Abstract

Carbon cycling in the terrestrial biosphere, particularly forest ecosystems, has an important role in regulating atmospheric concentrations of carbon dioxide. US West coast forest management policies are being developed to implement forest biofuels energy production while reducing risk of catastrophic wildfire. The impact of partial disturbance (i.e. thinning) on net ecosystem carbon balance (NBP) has not been quantified. Modeling and understanding the response of terrestrial ecosystems to changing environmental conditions associated with energy production and use are primary goals of global change science. Coupled carbon-nitrogen ecosystem process models identify and predict important factors that govern long term changes in terrestrial carbon stores or net ecosystem production (NEP). Through the combined use of forest inventory data and the NCAR CESM /CLM4-CN coupled carbon-climate model, the objectives of this project were to 1) determine the short-term net carbon emissions to the atmosphere of US west coast forests following the implementation of bioenergy management strategies using observed plot data, 2) validate model output using a spatially representative dataset for the region, and 3) predict the net carbon emissions for Oregon forests under future environmental change and multiple rotations of bioenergy harvest.
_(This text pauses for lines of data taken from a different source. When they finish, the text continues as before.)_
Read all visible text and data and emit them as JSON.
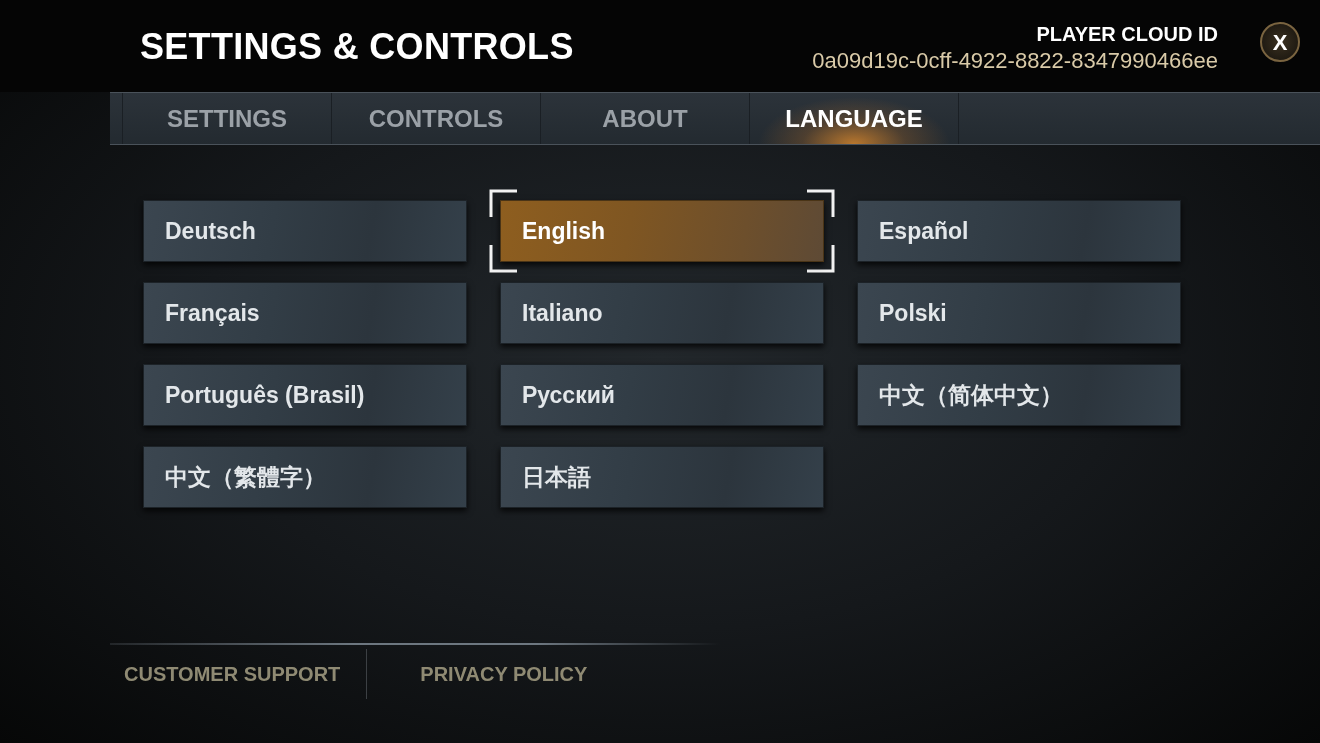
{
  "header": {
    "title": "SETTINGS & CONTROLS",
    "player_cloud_id": {
      "label": "PLAYER CLOUD ID",
      "value": "0a09d19c-0cff-4922-8822-8347990466ee"
    },
    "close_button": {
      "label": "X"
    }
  },
  "tabs": [
    {
      "label": "SETTINGS",
      "selected": false
    },
    {
      "label": "CONTROLS",
      "selected": false
    },
    {
      "label": "ABOUT",
      "selected": false
    },
    {
      "label": "LANGUAGE",
      "selected": true
    }
  ],
  "languages": [
    {
      "label": "Deutsch",
      "selected": false
    },
    {
      "label": "English",
      "selected": true
    },
    {
      "label": "Español",
      "selected": false
    },
    {
      "label": "Français",
      "selected": false
    },
    {
      "label": "Italiano",
      "selected": false
    },
    {
      "label": "Polski",
      "selected": false
    },
    {
      "label": "Português (Brasil)",
      "selected": false
    },
    {
      "label": "Русский",
      "selected": false
    },
    {
      "label": "中文（简体中文）",
      "selected": false
    },
    {
      "label": "中文（繁體字）",
      "selected": false
    },
    {
      "label": "日本語",
      "selected": false
    }
  ],
  "footer_links": [
    "CUSTOMER SUPPORT",
    "PRIVACY POLICY"
  ]
}
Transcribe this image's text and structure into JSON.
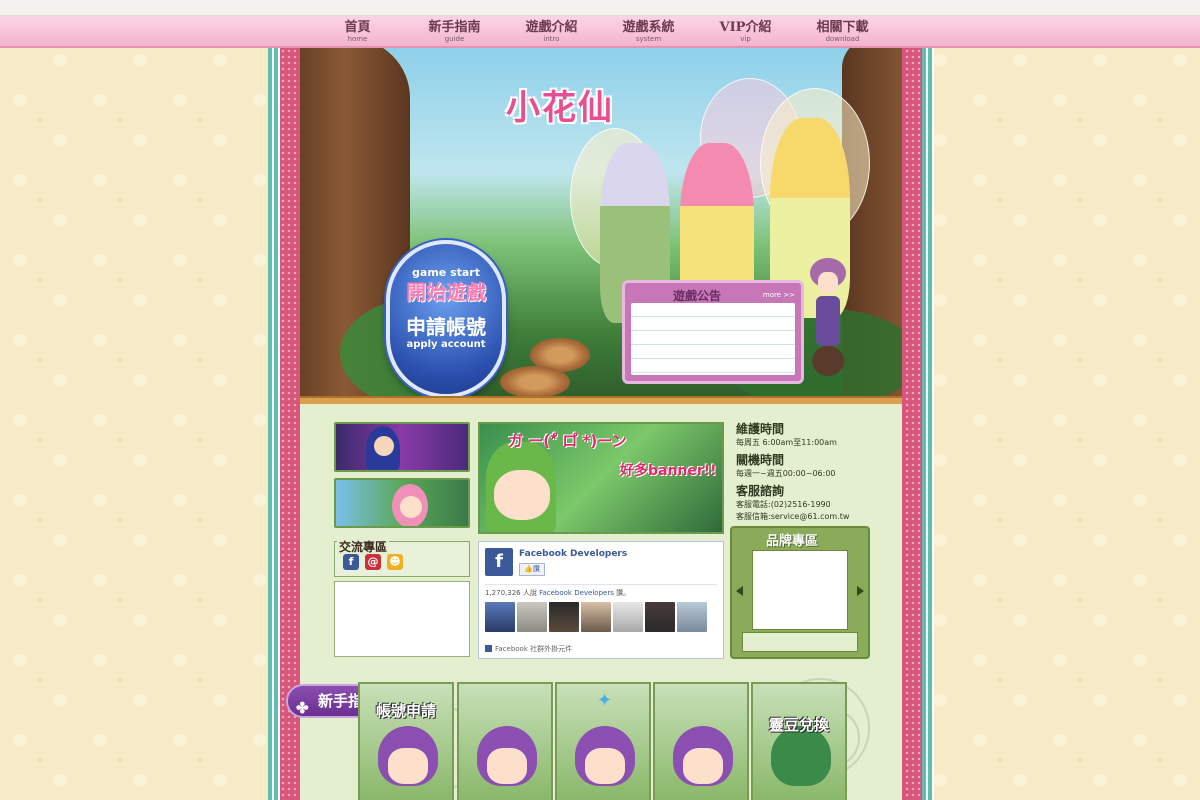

Increased harvest activity for bioenergy was found to result in increased emissions to the atmosphere depending on the baseline conditions of the forest. Future changes in baseline conditions may result in reduced emissions in some forest types. However, better understanding of the causes of reduced forest carbon uptake, the implications on nutrient cycling, and a range of climate scenarios are required to determine the specific consequences of forest management decisions under future environmental change.